Вожак | страница 6



Первыми подорвались Никодимов и два немца, а потом погибли Чернышев и Ермоленко, а он остался с танкистом один на один среди минного поля, а потом эсэсовец побежал, закричав что-то, и сразу же исчез в черном тугом пламени, исчез на глазах, будто и не было его крика, его дыхания и того тяжелого запаха пота, который Степанов ощущал все то время, пока упирался кинжалом в спину фашиста.

Он тогда остался один на минном поле, и его осветили ракетами, но стрелять в него не стреляли, а только смеялись и кричали ему: «Рус, беги! Беги, рус!» Никогда за всю войну ему не было так страшно, как в те минуты, что он шел по минному полю в лесу, и фашисты постепенно смолкли, затаенно ожидая того мгновения, когда он исчезнет, превратившись в тугой черный огонь.
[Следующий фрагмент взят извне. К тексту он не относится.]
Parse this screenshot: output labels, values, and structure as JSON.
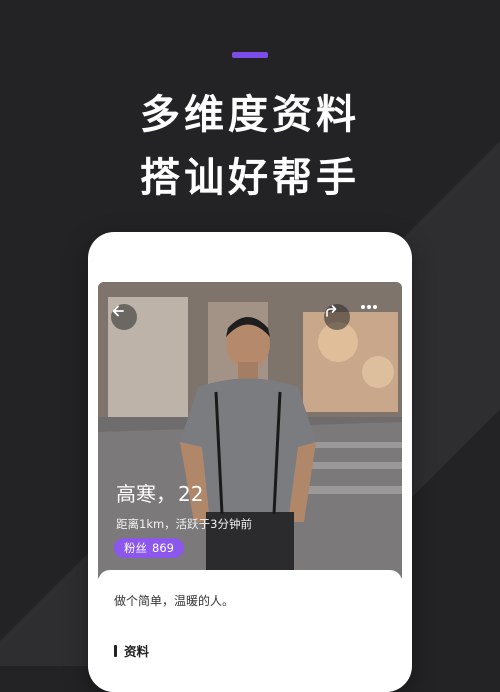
{
  "promo": {
    "line1": "多维度资料",
    "line2": "搭讪好帮手",
    "accent_color": "#7a4ee6"
  },
  "profile": {
    "name": "高寒，",
    "age": "22",
    "meta": "距离1km，活跃于3分钟前",
    "fans_label": "粉丝",
    "fans_count": "869",
    "bio": "做个简单，温暖的人。",
    "section_title": "资料"
  },
  "icons": {
    "back": "arrow-left-icon",
    "share": "share-arrow-icon",
    "more": "more-dots-icon"
  }
}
Он тогда шел, мучительно ощущая легкость своего тела, и свою беспомощность, и унизительную весомость страха.

«Когда я охочусь, я предлагаю медведю, кабану, гусю или волку соревнование, — продолжал думать Степанов, наблюдая за тем, как птицы по-прежнему кружили в небе, — это игра на равных. Медведь сильнее меня и быстрее, и один его удар может сломить меня. А у меня есть для него всего два удара. С пятидесяти шагов. У нас равные шансы. И с кабаном тоже. Кабан сечет насмерть, если ты плохой стрелок. И стремительная скорость полета гуся тоже не подвластна моим расчетам… Или я ищу себе оправданий? Ерунда. Не нужно оправдывать охоту — она не нуждается в этом: Толстой и Хемингуэй были людьми совестливыми. Только бы гуси не опустились на сети. Спаси бог, если Ненахов поставил там сети. Тогда они будут кричать всю ночь, биться, и Ненахов услышит их крик в своей землянке, и придет за птицами со своим мешком, и будет запихивать их туда: не побежденных в честном турнире — скорость на скорость, ум на ум, глаз на глаз, а взятых коварством. Только бы они туда не сели, глупые птицы».


— Га-га, — сказал Сизый, подлетев к Вожаку.

— Все в порядке?

— Га.

— Ты бы попробовал почаще полоскать клюв ледяной водой, — сказал Вожак, — тогда, быть может, у тебя наладится речь. Я все время путаю твое «да» с обычным гусиным «га». Это я, а каково другим гусям?

Вожак повернул к морю. Сизый был зоркой птицей, и Вожак верил ему, но все равно он решил еще раз осмотреть место. Он вспомнил, как тогда, в первый вечер свободы, он пристроился к одной стае, пристроился по-воровски, не вступая ни с кем в разговоры. Он рассчитывал долететь до Африки, а там найти мать. «Она поймет меня, — думал он, — не может быть, чтобы мама оказалась такой же жестокой, как все остальные». Но когда тот вожак — его звали Молчун — повел гусей на ночлег, он вспомнил, что попался именно на таком же аккуратном, зеленом лугу, и закричал птицам, что там могут быть сети, но его не послушались, а один из стаи даже оттолкнул его, грубо оттолкнул — левым крылом и клювом.